Date/Time: to
Type: Colloquium, Online
Location: Zoom
Permanent event: Transnational Seminar with Lecture Series "Cultural Transfer"

The sessions of this seminar are held in French, English or German, whereby the language of the lecture results from the given working title, while interventions in the discussion are possible in all three languages.

Tommaso Venturini, Université de Genève Medialab, CNRS Center for Internet and Society
From transfer to resonance

Since the Shannon–Weaver’s model, communication is often represented “topologically” as the transmission or transfer of content from a source to a destination. In this talk, I will suggest that this idea is connected to a literate conception of culture and communication that discounts other forms of cultural propagation that are best described by “temporal” metaphors of resonance or resounding. In the context of contemporary digital media, these metaphors allow to better make sense of phenomena of digital memesis and secondary orality.
 

Jana-Katharina Mende, Martin-Luther-Universität Halle-Wittenberg
Comparative Literature, Comparative Data? Computational Methods in Transnational Contexts

Digital humanities, specifically Computational Literary Studies, provide a large set of digital tools and methods designed to investigate literary corpora through stylometry, topic modelling, sentiment analysis, corpus analysis. However, in recent years many projects within Computational Literary Studies have shown a monolingual and disciplinary bias favoring projects that work with one language, based on national corpora or authors. This has technical as well as institutional reasons but both lead to an exclusion of dedicated tools for studying the core subjects of comparative literature: comparisons across linguistic and literary boundaries, transfer and translation, multilingualism and transculturalism.

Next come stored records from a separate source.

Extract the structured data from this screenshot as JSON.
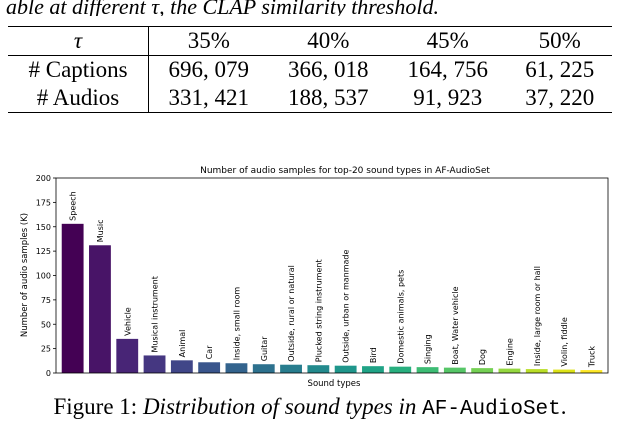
{
  "top_caption": "able at different τ, the CLAP similarity threshold.",
  "table": {
    "header": [
      "τ",
      "35%",
      "40%",
      "45%",
      "50%"
    ],
    "rows": [
      {
        "label": "# Captions",
        "values": [
          "696, 079",
          "366, 018",
          "164, 756",
          "61, 225"
        ]
      },
      {
        "label": "# Audios",
        "values": [
          "331, 421",
          "188, 537",
          "91, 923",
          "37, 220"
        ]
      }
    ]
  },
  "chart_data": {
    "type": "bar",
    "title": "Number of audio samples for top-20 sound types in AF-AudioSet",
    "xlabel": "Sound types",
    "ylabel": "Number of audio samples (K)",
    "ylim": [
      0,
      200
    ],
    "yticks": [
      "0",
      "25",
      "50",
      "75",
      "100",
      "125",
      "150",
      "175",
      "200"
    ],
    "categories": [
      "Speech",
      "Music",
      "Vehicle",
      "Musical instrument",
      "Animal",
      "Car",
      "Inside, small room",
      "Guitar",
      "Outside, rural or natural",
      "Plucked string instrument",
      "Outside, urban or manmade",
      "Bird",
      "Domestic animals, pets",
      "Singing",
      "Boat, Water vehicle",
      "Dog",
      "Engine",
      "Inside, large room or hall",
      "Violin, fiddle",
      "Truck"
    ],
    "values": [
      153,
      131,
      35,
      18,
      13,
      11,
      10,
      9,
      8.5,
      8,
      7.5,
      7,
      6.5,
      6,
      5.5,
      5,
      4.5,
      4,
      3.5,
      3
    ],
    "colors": [
      "#440154",
      "#481467",
      "#482576",
      "#453781",
      "#404688",
      "#39558c",
      "#33638d",
      "#2d718e",
      "#287d8e",
      "#238a8d",
      "#1f968b",
      "#20a386",
      "#29af7f",
      "#3dbc74",
      "#56c667",
      "#75d054",
      "#95d840",
      "#bade28",
      "#dde318",
      "#fde725"
    ],
    "grid": false,
    "legend": "none"
  },
  "figure_caption": {
    "label": "Figure 1:",
    "text": "Distribution of sound types in",
    "code": "AF-AudioSet",
    "end": "."
  }
}
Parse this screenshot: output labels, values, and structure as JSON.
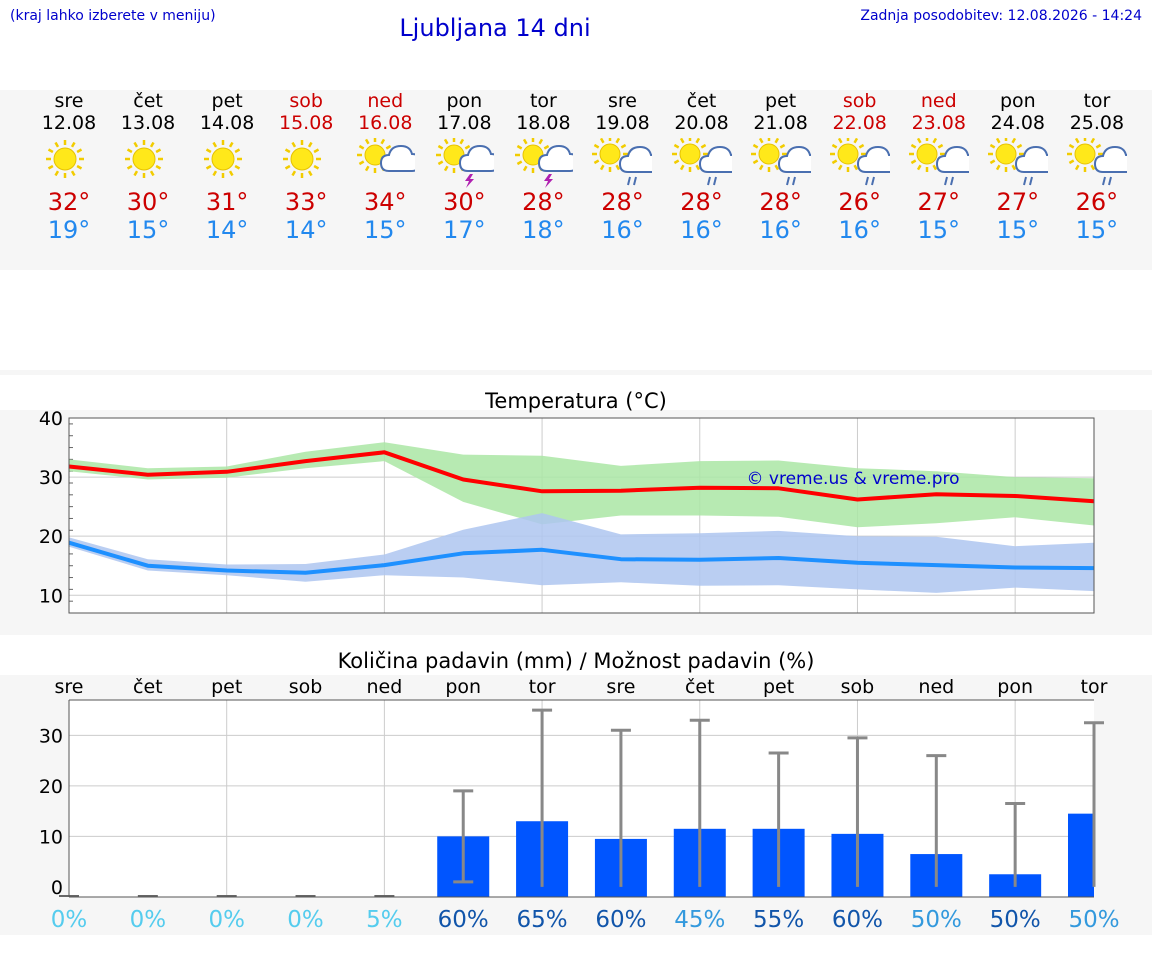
{
  "header": {
    "menu_hint": "(kraj lahko izberete v meniju)",
    "title": "Ljubljana 14 dni",
    "last_update": "Zadnja posodobitev: 12.08.2026 - 14:24"
  },
  "colors": {
    "link_blue": "#0000cc",
    "max_red": "#cc0000",
    "min_blue": "#2288ee",
    "max_line": "#ff0000",
    "max_band": "#aae6a4",
    "min_line": "#1e90ff",
    "min_band": "#aec6f0",
    "bar": "#0055ff",
    "band_bg": "#f6f6f6"
  },
  "forecast": [
    {
      "day": "sre",
      "date": "12.08",
      "weekend": false,
      "icon": "sun-icon",
      "max": "32°",
      "min": "19°"
    },
    {
      "day": "čet",
      "date": "13.08",
      "weekend": false,
      "icon": "sun-icon",
      "max": "30°",
      "min": "15°"
    },
    {
      "day": "pet",
      "date": "14.08",
      "weekend": false,
      "icon": "sun-icon",
      "max": "31°",
      "min": "14°"
    },
    {
      "day": "sob",
      "date": "15.08",
      "weekend": true,
      "icon": "sun-icon",
      "max": "33°",
      "min": "14°"
    },
    {
      "day": "ned",
      "date": "16.08",
      "weekend": true,
      "icon": "sun-cloud-icon",
      "max": "34°",
      "min": "15°"
    },
    {
      "day": "pon",
      "date": "17.08",
      "weekend": false,
      "icon": "thunderstorm-icon",
      "max": "30°",
      "min": "17°"
    },
    {
      "day": "tor",
      "date": "18.08",
      "weekend": false,
      "icon": "thunderstorm-icon",
      "max": "28°",
      "min": "18°"
    },
    {
      "day": "sre",
      "date": "19.08",
      "weekend": false,
      "icon": "rain-icon",
      "max": "28°",
      "min": "16°"
    },
    {
      "day": "čet",
      "date": "20.08",
      "weekend": false,
      "icon": "rain-icon",
      "max": "28°",
      "min": "16°"
    },
    {
      "day": "pet",
      "date": "21.08",
      "weekend": false,
      "icon": "rain-icon",
      "max": "28°",
      "min": "16°"
    },
    {
      "day": "sob",
      "date": "22.08",
      "weekend": true,
      "icon": "rain-icon",
      "max": "26°",
      "min": "16°"
    },
    {
      "day": "ned",
      "date": "23.08",
      "weekend": true,
      "icon": "rain-icon",
      "max": "27°",
      "min": "15°"
    },
    {
      "day": "pon",
      "date": "24.08",
      "weekend": false,
      "icon": "rain-icon",
      "max": "27°",
      "min": "15°"
    },
    {
      "day": "tor",
      "date": "25.08",
      "weekend": false,
      "icon": "rain-icon",
      "max": "26°",
      "min": "15°"
    }
  ],
  "chart_data": [
    {
      "type": "line",
      "title": "Temperatura (°C)",
      "watermark": "© vreme.us & vreme.pro",
      "ylim": [
        7,
        40
      ],
      "yticks": [
        10,
        20,
        30,
        40
      ],
      "grid": true,
      "series": [
        {
          "values": [
            31.8,
            30.4,
            30.9,
            32.7,
            34.2,
            29.6,
            27.6,
            27.7,
            28.2,
            28.1,
            26.2,
            27.1,
            26.8,
            25.9
          ],
          "band_upper": [
            33.0,
            31.5,
            31.8,
            34.3,
            35.9,
            33.8,
            33.6,
            31.9,
            32.7,
            32.8,
            31.5,
            31.0,
            30.0,
            29.8
          ],
          "band_lower": [
            31.0,
            29.6,
            29.9,
            31.5,
            32.7,
            25.8,
            22.0,
            23.5,
            23.5,
            23.3,
            21.5,
            22.2,
            23.2,
            21.8
          ]
        },
        {
          "values": [
            18.9,
            15.0,
            14.2,
            13.8,
            15.1,
            17.1,
            17.7,
            16.1,
            16.0,
            16.3,
            15.5,
            15.1,
            14.7,
            14.6
          ],
          "band_upper": [
            19.8,
            16.1,
            15.2,
            15.3,
            16.9,
            21.1,
            23.9,
            20.3,
            20.5,
            20.9,
            20.0,
            19.9,
            18.3,
            18.9
          ],
          "band_lower": [
            18.2,
            14.2,
            13.4,
            12.3,
            13.4,
            13.0,
            11.7,
            12.2,
            11.6,
            11.7,
            11.0,
            10.4,
            11.3,
            10.7
          ]
        }
      ]
    },
    {
      "type": "bar",
      "title": "Količina padavin (mm) / Možnost padavin (%)",
      "categories": [
        "sre",
        "čet",
        "pet",
        "sob",
        "ned",
        "pon",
        "tor",
        "sre",
        "čet",
        "pet",
        "sob",
        "ned",
        "pon",
        "tor"
      ],
      "ylim": [
        -2,
        37
      ],
      "yticks": [
        0,
        10,
        20,
        30
      ],
      "grid": true,
      "values": [
        0,
        0,
        0,
        0,
        0,
        10,
        13,
        9.5,
        11.5,
        11.5,
        10.5,
        6.5,
        2.5,
        14.5
      ],
      "error_low": [
        0,
        0,
        0,
        0,
        0,
        1,
        0,
        0,
        0,
        0,
        0,
        0,
        0,
        0
      ],
      "error_high": [
        0,
        0,
        0,
        0,
        0,
        19,
        35,
        31,
        33,
        26.5,
        29.5,
        26,
        16.5,
        32.5
      ],
      "probabilities": [
        "0%",
        "0%",
        "0%",
        "0%",
        "5%",
        "60%",
        "65%",
        "60%",
        "45%",
        "55%",
        "60%",
        "50%",
        "50%",
        "50%"
      ],
      "probability_colors": [
        "#55ccee",
        "#55ccee",
        "#55ccee",
        "#55ccee",
        "#55ccee",
        "#1155aa",
        "#1155aa",
        "#1155aa",
        "#3399dd",
        "#1155aa",
        "#1155aa",
        "#3399dd",
        "#1155aa",
        "#3399dd"
      ]
    }
  ]
}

The inclusion of digital methods comes with some basic changes regarding traditional literary studies research: What happens when literary texts become data? How can we work around ‘national’ or monolingual standards and datasets to use it for comparative literature? How applicable are concepts like scalable reading (Weitin 2017), data diffraction (Kleymann 2022), smart data (Schöch 2013) and how can they be linked to theoretical approaches within comparative literature? And finally, what can we gain in using a digital or mixed-methods approach to study literary networks, compare texts, and model transcultural literary movements?

This contribution delves into multilingual literary networks of the 19th century, showcasing the use of data and digital methods to research previously understudied authors and literatures, while reflecting on and redefining concepts of data and literature within comparative literature.